Crystal clear 3D hood
MMID and VDL Wientjes are old acquaintances. The relationship goes all the way back to 1992 when MMID contracted VDL during the development of a sunbed for Alisun. When Dräger was looking for a plastics specialist, the name of the company from Roden soon popped up. The new incubator consists mainly of transparent, crystal clear, flat surfaces. The previous version of the incubator was made entirely of polycarbonate, but due to the possible health risks, posed by the presence of Bisphenol A (BPA), this material was no longer suitable. The design team had to hunt for an alternative material that was both transparent and easily shapeable. After extensive research into various plastics, the team selected acrylate; a new material and technology for Dräger. The hood and sides of the previous version of the incubator had been injection molded, but this resulted in various problems. The mold had to be re-adjusted numerous times, and there was a high rejection rate.
Choosing the material was only one of the first steps for the team. A transparent sheet tends to form dents and bumps where it gets into contact with the mold, while the specification for the hood and sides was that they had to be crystal clear. VDL Wientjes developed an entirely new technology to achieve this. “We made sure the material only touches the mold at the edges,” explains Mulder. “The fact that the front of the hood is also 3D, curved over two surfaces, made things extra difficult. This usually can’t be achieved, but we found a way to support the material without it touching the mold, which allowed us to mold a 3D shape.”
Strictly speaking, that isn’t vacuum molding, explains Wouter Arents, head of R&D at VDL Wientjes, but thermoforming, an umbrella term for thermal shaping: “We combined two technologies.” This combination required a few adjustments.
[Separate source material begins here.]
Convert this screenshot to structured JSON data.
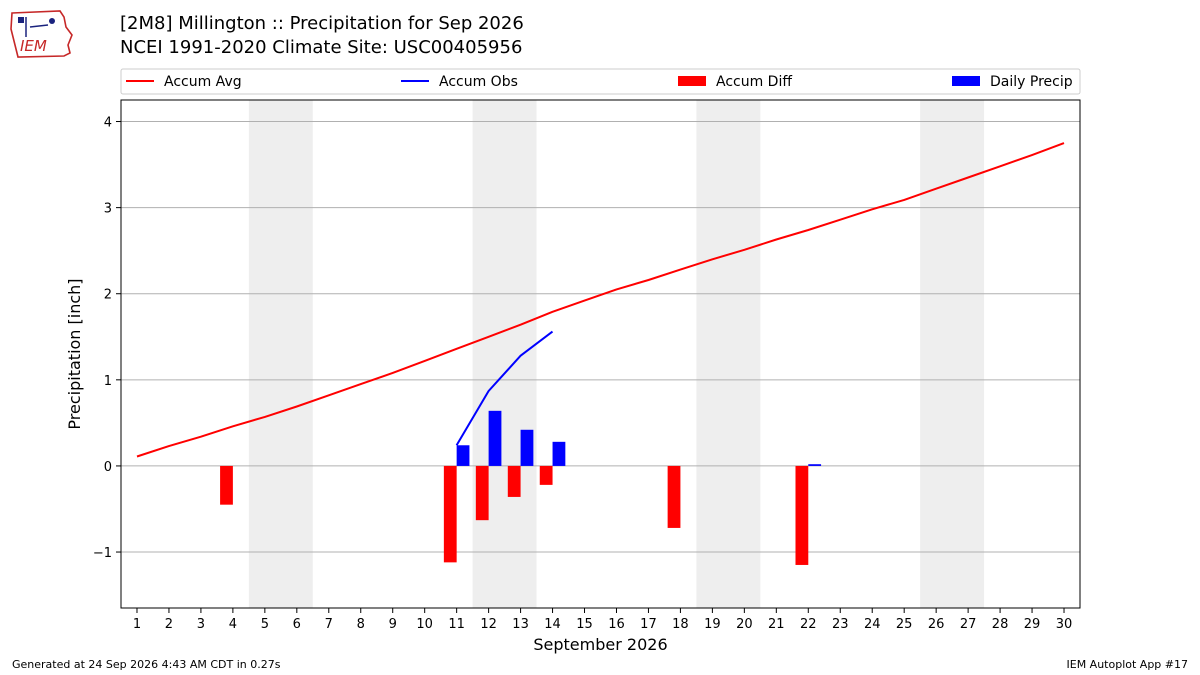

Arents explains: “We had to convert an existing machine. We also used a steel vacuum molding matrix, instead of aluminum, which has the same thermal regulation as injection molding matrix, with several tempering channels and enables you to give different zones, different temperatures. Behind the mold, there were several tempering devices with valves allowing us to assign different temperatures to the various parts of the mold.”
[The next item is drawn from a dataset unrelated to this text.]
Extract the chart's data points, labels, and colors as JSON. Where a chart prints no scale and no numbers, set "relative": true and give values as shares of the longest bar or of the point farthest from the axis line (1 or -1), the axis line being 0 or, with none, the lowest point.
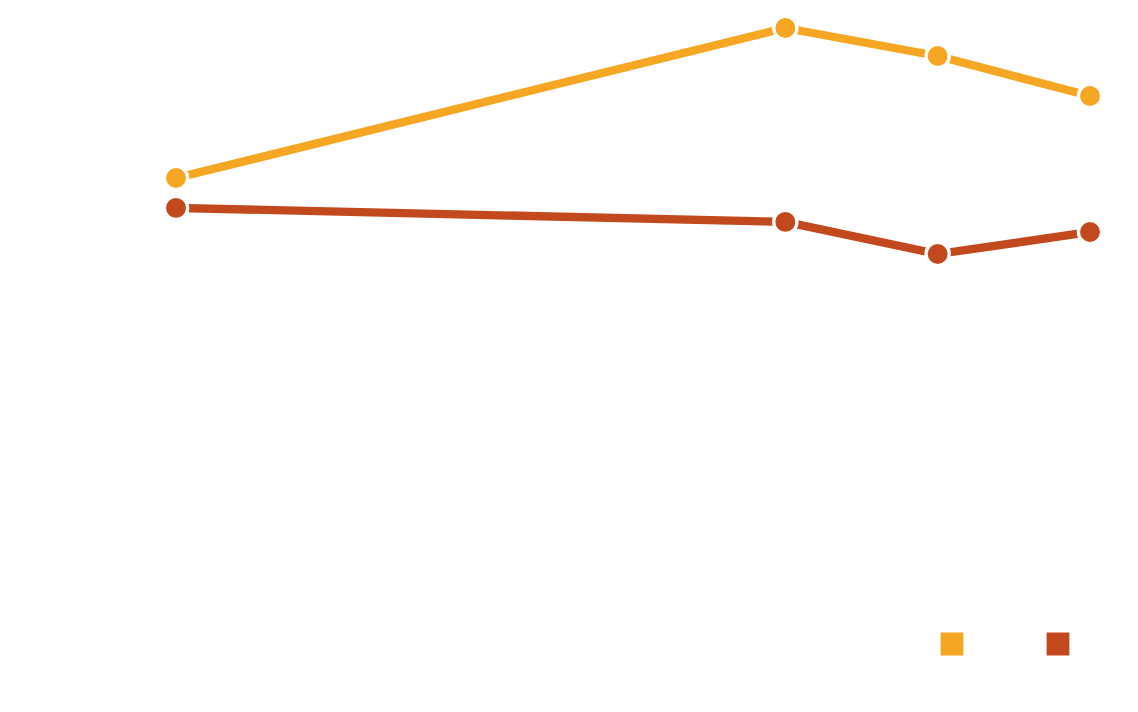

It was alright for the back wall of the incubator to be opaque. For this, the advice of VDL Parree, a specialist in injection molding and part of the VDL Groep was obtained. They chose injection molding with ABS, a form retaining thermoplastic with little shrinkage. This choice held another technical challenge because Dräger wanted a very thick back wall as that will provide strength. “Usually injection molding ends at around 4 mm. Go to 8 mm thickness, and problems arise,” says Mulder. The achieve the required wall thickness, the design team chose another new technique: MuCELL, which involves the controlled use of gas in its supercritical state to create a foamed part and which prevents sink marks caused by shrinkage when creating thick walls. “With this technique and thick walls, it’s better to use injection molding. MuCell isn’t a very new technology, but it had never been used for this kind of product.”
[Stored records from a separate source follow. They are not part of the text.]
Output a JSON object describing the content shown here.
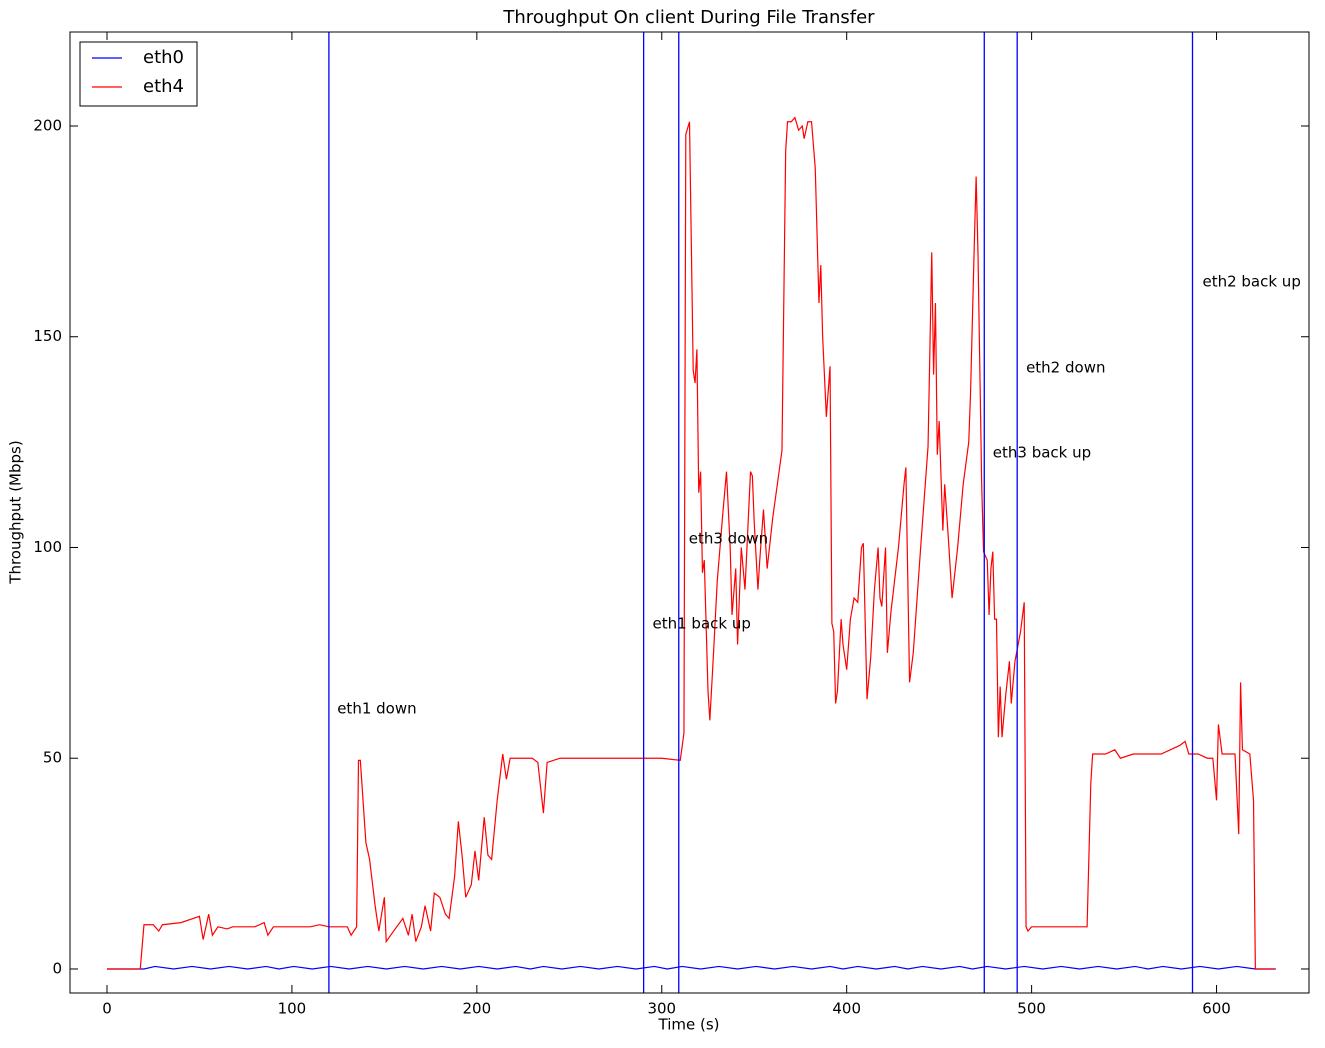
{
  "chart_data": {
    "type": "line",
    "title": "Throughput On client During File Transfer",
    "x_label": "Time (s)",
    "y_label": "Throughput (Mbps)",
    "xlim": [
      -20,
      650
    ],
    "ylim": [
      -5.7,
      222.3
    ],
    "xticks": [
      0,
      100,
      200,
      300,
      400,
      500,
      600
    ],
    "yticks": [
      0,
      50,
      100,
      150,
      200
    ],
    "legend": "upper left",
    "series": [
      {
        "name": "eth0",
        "color": "#0000ff",
        "x": [
          0,
          20,
          26,
          36,
          46,
          56,
          66,
          76,
          86,
          93,
          101,
          111,
          121,
          131,
          141,
          151,
          161,
          171,
          181,
          191,
          201,
          211,
          221,
          229,
          236,
          246,
          256,
          266,
          276,
          286,
          296,
          303,
          311,
          321,
          331,
          341,
          351,
          361,
          371,
          381,
          391,
          398,
          406,
          416,
          426,
          433,
          441,
          451,
          461,
          468,
          476,
          486,
          496,
          506,
          516,
          526,
          536,
          546,
          556,
          563,
          571,
          581,
          591,
          601,
          611,
          621,
          632
        ],
        "values": [
          0,
          0,
          0.6,
          0,
          0.6,
          0,
          0.6,
          0,
          0.6,
          0,
          0.6,
          0,
          0.6,
          0,
          0.6,
          0,
          0.6,
          0,
          0.6,
          0,
          0.6,
          0,
          0.6,
          0,
          0.6,
          0,
          0.6,
          0,
          0.6,
          0,
          0.6,
          0,
          0.6,
          0,
          0.6,
          0,
          0.6,
          0,
          0.6,
          0,
          0.6,
          0,
          0.6,
          0,
          0.6,
          0,
          0.6,
          0,
          0.6,
          0,
          0.6,
          0,
          0.6,
          0,
          0.6,
          0,
          0.6,
          0,
          0.6,
          0,
          0.6,
          0,
          0.6,
          0,
          0.6,
          0,
          0
        ]
      },
      {
        "name": "eth4",
        "color": "#ff0000",
        "x": [
          0,
          18,
          20,
          25,
          28,
          30,
          40,
          50,
          52,
          55,
          57,
          60,
          65,
          68,
          80,
          85,
          87,
          90,
          100,
          110,
          115,
          120,
          125,
          130,
          132,
          135,
          136,
          137,
          140,
          142,
          145,
          147,
          150,
          151,
          155,
          160,
          163,
          165,
          167,
          170,
          172,
          175,
          177,
          180,
          183,
          185,
          188,
          190,
          192,
          194,
          197,
          199,
          201,
          204,
          206,
          208,
          211,
          214,
          216,
          218,
          225,
          230,
          233,
          236,
          238,
          245,
          260,
          275,
          290,
          300,
          310,
          312,
          313,
          315,
          317,
          318,
          319,
          320,
          321,
          322,
          323,
          325,
          326,
          328,
          330,
          333,
          335,
          337,
          338,
          340,
          341,
          343,
          345,
          348,
          349,
          350,
          352,
          353,
          355,
          357,
          360,
          365,
          367,
          368,
          370,
          372,
          374,
          376,
          377,
          379,
          381,
          383,
          385,
          386,
          387,
          389,
          391,
          392,
          393,
          394,
          395,
          397,
          398,
          400,
          402,
          404,
          406,
          408,
          409,
          411,
          413,
          415,
          417,
          418,
          419,
          421,
          422,
          424,
          428,
          431,
          432,
          434,
          436,
          440,
          444,
          446,
          447,
          448,
          449,
          450,
          452,
          453,
          455,
          457,
          460,
          463,
          466,
          467,
          469,
          470,
          471,
          473,
          474,
          476,
          477,
          478,
          479,
          480,
          481,
          482,
          483,
          484,
          486,
          488,
          489,
          491,
          494,
          496,
          497,
          498,
          500,
          510,
          515,
          520,
          525,
          530,
          532,
          533,
          540,
          545,
          548,
          555,
          560,
          565,
          570,
          580,
          583,
          585,
          590,
          595,
          598,
          600,
          601,
          603,
          610,
          612,
          613,
          614,
          618,
          620,
          621,
          632
        ],
        "values": [
          0,
          0,
          10.5,
          10.5,
          9,
          10.5,
          11,
          12.5,
          7,
          13,
          8,
          10,
          9.5,
          10,
          10,
          11,
          8,
          10,
          10,
          10,
          10.5,
          10,
          10,
          10,
          8,
          10,
          49.5,
          49.5,
          30,
          26,
          15,
          9,
          17,
          6.5,
          9,
          12,
          8,
          13,
          6.5,
          10,
          15,
          9,
          18,
          17,
          13,
          12,
          22,
          35,
          27,
          17,
          20,
          28,
          21,
          36,
          27,
          26,
          40,
          51,
          45,
          50,
          50,
          50,
          49,
          37,
          49,
          50,
          50,
          50,
          50,
          50,
          49.5,
          56,
          198,
          201,
          142,
          139,
          147,
          113,
          118,
          94,
          97,
          66,
          59,
          75,
          92,
          108,
          118,
          100,
          84,
          95,
          77,
          100,
          90,
          118,
          117,
          106,
          90,
          97,
          109,
          95,
          107,
          123,
          194,
          201,
          201,
          202,
          199,
          200,
          197,
          201,
          201,
          190,
          158,
          167,
          150,
          131,
          143,
          82,
          80,
          63,
          66,
          83,
          77,
          71,
          83,
          88,
          87,
          100,
          101,
          64,
          74,
          90,
          100,
          88,
          86,
          100,
          75,
          85,
          100,
          115,
          119,
          68,
          75,
          100,
          124,
          170,
          141,
          158,
          122,
          130,
          104,
          115,
          102,
          88,
          100,
          115,
          125,
          137,
          172,
          188,
          170,
          115,
          99,
          97,
          84,
          95,
          99,
          83,
          83,
          55,
          67,
          55,
          65,
          73,
          63,
          73,
          80,
          87,
          10,
          9,
          10,
          10,
          10,
          10,
          10,
          10,
          44,
          51,
          51,
          52,
          50,
          51,
          51,
          51,
          51,
          53,
          54,
          51,
          51,
          50,
          50,
          40,
          58,
          51,
          51,
          32,
          68,
          52,
          51,
          40,
          0,
          0
        ]
      }
    ],
    "vlines": [
      120,
      290.2,
      309.2,
      474.4,
      492.2,
      587
    ],
    "vline_color": "#0000ff",
    "annotations": [
      {
        "text": "eth1 down",
        "x": 124.5,
        "y": 61.7
      },
      {
        "text": "eth1 back up",
        "x": 295,
        "y": 81.8
      },
      {
        "text": "eth3 down",
        "x": 314.6,
        "y": 102
      },
      {
        "text": "eth3 back up",
        "x": 479,
        "y": 122.4
      },
      {
        "text": "eth2 down",
        "x": 497,
        "y": 142.6
      },
      {
        "text": "eth2 back up",
        "x": 592.4,
        "y": 163
      }
    ]
  }
}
The arm, the connection between the hood and the bed section, and the backbone of the machine was in part developed and produced by VDL Apparatenbouw. The complexity was partly in the movement of the arm. Mulder explains: “The arm moving away from the device wasn’t possible, due to the silicone sealings between the hood and the rest of the construction. Therefore it had to be more of a dimensional movement, with a delay before closure, to prevent excessive build up in pressure in the incubator and to prevent too much noise.” He continues: “During rough handling, for example during transport, the hood needed to stay closed, but in the case of an emergency, it has to open with one push. There were many contradictions, but in the end, we realized them all,” says Mulder. Another challenge was the fixation of the moving parts.
Nearly every Friday, the VDL team traveled to the MMID office in Delft, and in turn, a delegation of MMID employees visited VDL locations on a regular basis to build models. “After which, we all went to Dräger to deliver or to do some testing. Working this way helped us get to get to production solutions derived from a concept quickly. You can directly test producibility,” says Arents, “That was the strength of our collaboration; close collaboration allows you to make decisions quickly. That was important to Dräger as well. They specifically chose to go for a triangular relationship with makers and developers because this allows you to take bigger steps in your development process then when you first go to a developer and after that to somebody that can produce your design. With this linear approach you run the risk that at the end of the development process, the producing party shoots down the plan because it turns out not to be producible. This project was a continuous solid collaboration, and the result is a real product of a collaborative effort.”